And the remaining 480 bytes are because of blocks increasing in sectors of 512 bytes...

Dieter
Enthusiast

Re: Space saved using Compression is exceptionally different from calculated result..

Hmm.... lol that explains why my maths teacher was so mad at me ;-)

Hi Dieter, You are right we always have allocation in terms of bytes, so the existing presence bit array byte would suffice for the bits required for compression. and there's a saving on even number of bytes versus odd number. (now I need to find my misplaced row size calculation spreadsheet :-) )

And since the tables would have been freshly loaded (and for table of this small row size), fragmentation must not be a factor to account for.
Enthusiast

Re: Space saved using Compression is exceptionally different from calculated result..

Suppose out of 20 columns in my table ,10 columns have comression.I would like to understand th following.
(1)How many compression bytes are needed per row.
(2)How does Vproc identify which is the compressed value for which column.

Can someone clearly explain the internals of how compression is done, where this information is stored?

Also, let me know the overhead (if any) of using compression on char(1) column? What if we do not mention compression on a particular column, does teradata still allocate the 1 byte for presence bits?

ouch!!! I think I have askd so many question, however, I would like to understand the full concept of compression. If someone could answer these questions it would be great.But,please do not re-direct me to Manuals, As I have read them earlier.
Enthusiast

Re: Space saved using Compression is exceptionally different from calculated result..
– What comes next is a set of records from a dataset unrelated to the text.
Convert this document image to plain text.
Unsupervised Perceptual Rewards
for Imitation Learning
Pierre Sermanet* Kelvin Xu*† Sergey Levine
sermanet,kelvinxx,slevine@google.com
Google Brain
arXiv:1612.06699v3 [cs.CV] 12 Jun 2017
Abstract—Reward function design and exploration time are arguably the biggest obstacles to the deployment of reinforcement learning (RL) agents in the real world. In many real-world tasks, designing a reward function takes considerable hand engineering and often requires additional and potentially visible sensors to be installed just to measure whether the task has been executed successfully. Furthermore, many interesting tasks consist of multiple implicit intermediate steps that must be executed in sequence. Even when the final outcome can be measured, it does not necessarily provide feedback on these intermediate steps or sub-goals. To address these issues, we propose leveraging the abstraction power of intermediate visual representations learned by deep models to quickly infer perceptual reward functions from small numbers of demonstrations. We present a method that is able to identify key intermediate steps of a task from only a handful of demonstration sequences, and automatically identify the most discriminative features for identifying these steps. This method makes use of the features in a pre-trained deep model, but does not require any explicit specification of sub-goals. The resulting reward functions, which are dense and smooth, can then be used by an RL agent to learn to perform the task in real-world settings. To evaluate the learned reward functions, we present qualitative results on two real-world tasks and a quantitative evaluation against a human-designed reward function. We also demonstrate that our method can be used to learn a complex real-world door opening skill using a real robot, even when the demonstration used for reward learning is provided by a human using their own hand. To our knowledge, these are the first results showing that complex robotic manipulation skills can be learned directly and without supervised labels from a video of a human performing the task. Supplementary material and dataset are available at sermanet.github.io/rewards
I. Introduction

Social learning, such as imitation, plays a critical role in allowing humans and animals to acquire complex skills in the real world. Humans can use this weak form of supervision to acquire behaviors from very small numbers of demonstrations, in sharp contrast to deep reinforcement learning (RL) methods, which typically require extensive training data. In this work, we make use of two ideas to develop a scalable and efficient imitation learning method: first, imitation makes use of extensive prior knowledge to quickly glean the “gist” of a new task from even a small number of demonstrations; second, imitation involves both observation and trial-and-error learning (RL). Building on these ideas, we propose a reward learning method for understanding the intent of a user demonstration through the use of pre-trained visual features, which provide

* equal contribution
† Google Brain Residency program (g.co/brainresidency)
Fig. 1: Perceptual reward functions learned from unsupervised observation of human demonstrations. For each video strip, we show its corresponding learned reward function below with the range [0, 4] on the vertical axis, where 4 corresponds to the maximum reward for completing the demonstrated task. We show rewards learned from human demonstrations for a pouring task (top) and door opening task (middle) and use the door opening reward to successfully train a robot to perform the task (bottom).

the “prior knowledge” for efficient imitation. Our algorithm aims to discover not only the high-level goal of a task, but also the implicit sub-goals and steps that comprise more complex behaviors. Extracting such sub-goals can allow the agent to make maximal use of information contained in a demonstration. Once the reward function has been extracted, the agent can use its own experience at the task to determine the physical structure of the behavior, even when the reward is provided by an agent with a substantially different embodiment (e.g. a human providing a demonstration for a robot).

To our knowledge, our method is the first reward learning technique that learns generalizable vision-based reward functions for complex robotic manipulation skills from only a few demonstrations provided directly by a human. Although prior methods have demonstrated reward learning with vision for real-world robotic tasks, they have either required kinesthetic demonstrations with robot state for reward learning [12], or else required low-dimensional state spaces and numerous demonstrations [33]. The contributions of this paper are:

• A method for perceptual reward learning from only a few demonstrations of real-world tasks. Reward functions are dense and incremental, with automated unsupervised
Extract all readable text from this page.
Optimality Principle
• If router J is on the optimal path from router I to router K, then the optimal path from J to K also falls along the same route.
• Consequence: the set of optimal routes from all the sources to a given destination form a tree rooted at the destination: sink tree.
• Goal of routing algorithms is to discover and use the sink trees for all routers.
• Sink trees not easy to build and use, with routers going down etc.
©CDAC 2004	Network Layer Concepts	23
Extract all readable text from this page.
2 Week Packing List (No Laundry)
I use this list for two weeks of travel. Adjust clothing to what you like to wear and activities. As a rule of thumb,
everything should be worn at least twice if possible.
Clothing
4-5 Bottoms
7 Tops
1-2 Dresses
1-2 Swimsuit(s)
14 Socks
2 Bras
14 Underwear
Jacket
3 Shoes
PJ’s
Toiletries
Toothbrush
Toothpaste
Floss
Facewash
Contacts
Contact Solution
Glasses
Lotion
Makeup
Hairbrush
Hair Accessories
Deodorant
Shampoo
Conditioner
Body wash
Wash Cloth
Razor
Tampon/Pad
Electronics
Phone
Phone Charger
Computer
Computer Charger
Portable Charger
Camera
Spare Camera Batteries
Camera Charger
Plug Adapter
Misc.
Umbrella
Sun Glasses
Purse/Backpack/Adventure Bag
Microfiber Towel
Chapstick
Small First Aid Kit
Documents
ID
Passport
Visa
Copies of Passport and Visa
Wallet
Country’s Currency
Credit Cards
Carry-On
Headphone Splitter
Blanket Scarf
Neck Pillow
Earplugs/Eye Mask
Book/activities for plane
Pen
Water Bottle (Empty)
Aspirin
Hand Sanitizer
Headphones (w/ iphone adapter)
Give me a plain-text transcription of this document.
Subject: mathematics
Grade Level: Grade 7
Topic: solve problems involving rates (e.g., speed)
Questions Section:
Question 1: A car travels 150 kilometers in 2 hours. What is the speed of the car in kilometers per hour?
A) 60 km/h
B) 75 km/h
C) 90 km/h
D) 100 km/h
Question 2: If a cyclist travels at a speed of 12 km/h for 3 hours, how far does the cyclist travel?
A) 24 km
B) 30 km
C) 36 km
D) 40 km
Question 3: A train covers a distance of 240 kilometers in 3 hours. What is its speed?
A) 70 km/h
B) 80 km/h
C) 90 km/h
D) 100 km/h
here is a pdf for v2R5 multi-value compression
http://www.mycustomer.com/download/4228/teradata-111.pdf
It might help answer some questions.

I am not sure if there is a new doc for the newer version of Teradata.

Enthusiast

Re: Space saved using Compression is exceptionally different from calculated result..

Thanks for the document Feroz.

I would still like to understand the relationship between Presence bits, their count and how Teradata correlates the Presence bits with compressed columns .
Junior Contributor

Re: Space saved using Compression is exceptionally different from calculated result..

Hi Leo,

"Suppose out of 20 columns in my table ,10 columns have comression.I would like to understand th following.
(1)How many compression bytes are needed per row."

At least two, but it depends on the number of compressed values per row. And don't forget the presence bit for each NULLable column.

"(2)How does Vproc identify which is the compressed value for which column."

It simply stores an array of n values within the table header and extracts the n-th value.

CHAR(3) COMPRESS ('a', 'bb', 'ccc')
-> X = array of char(3) in table header -> X[1] = 'a', X[2] = 'bb', X[3] = 'ccc'
-> two bits are needed to store 4 different values: 0,1,2,3
-> 0 means column is not compressed and the actual value is stored within row,
1 to 3 indicate the corresponding values from the array

"Also, let me know the overhead (if any) of using compression on char(1) column?"

In worst case this will not save anything, but increase table size, because there was no compress *bit* available and therefore a new compress *byte* was added to each row.

"But,please do not re-direct me to Manuals, As I have read them earlier."

Maybe you read the wrong chapter ;-)

Database Design
Chapter 15: Database-Level Capacity Planning Considerations
How the Row Header Indicates Column Nullability and Compressibility

Dieter
Enthusiast

Re: Space saved using Compression is exceptionally different from calculated result..

Thanks Dnoeth :-)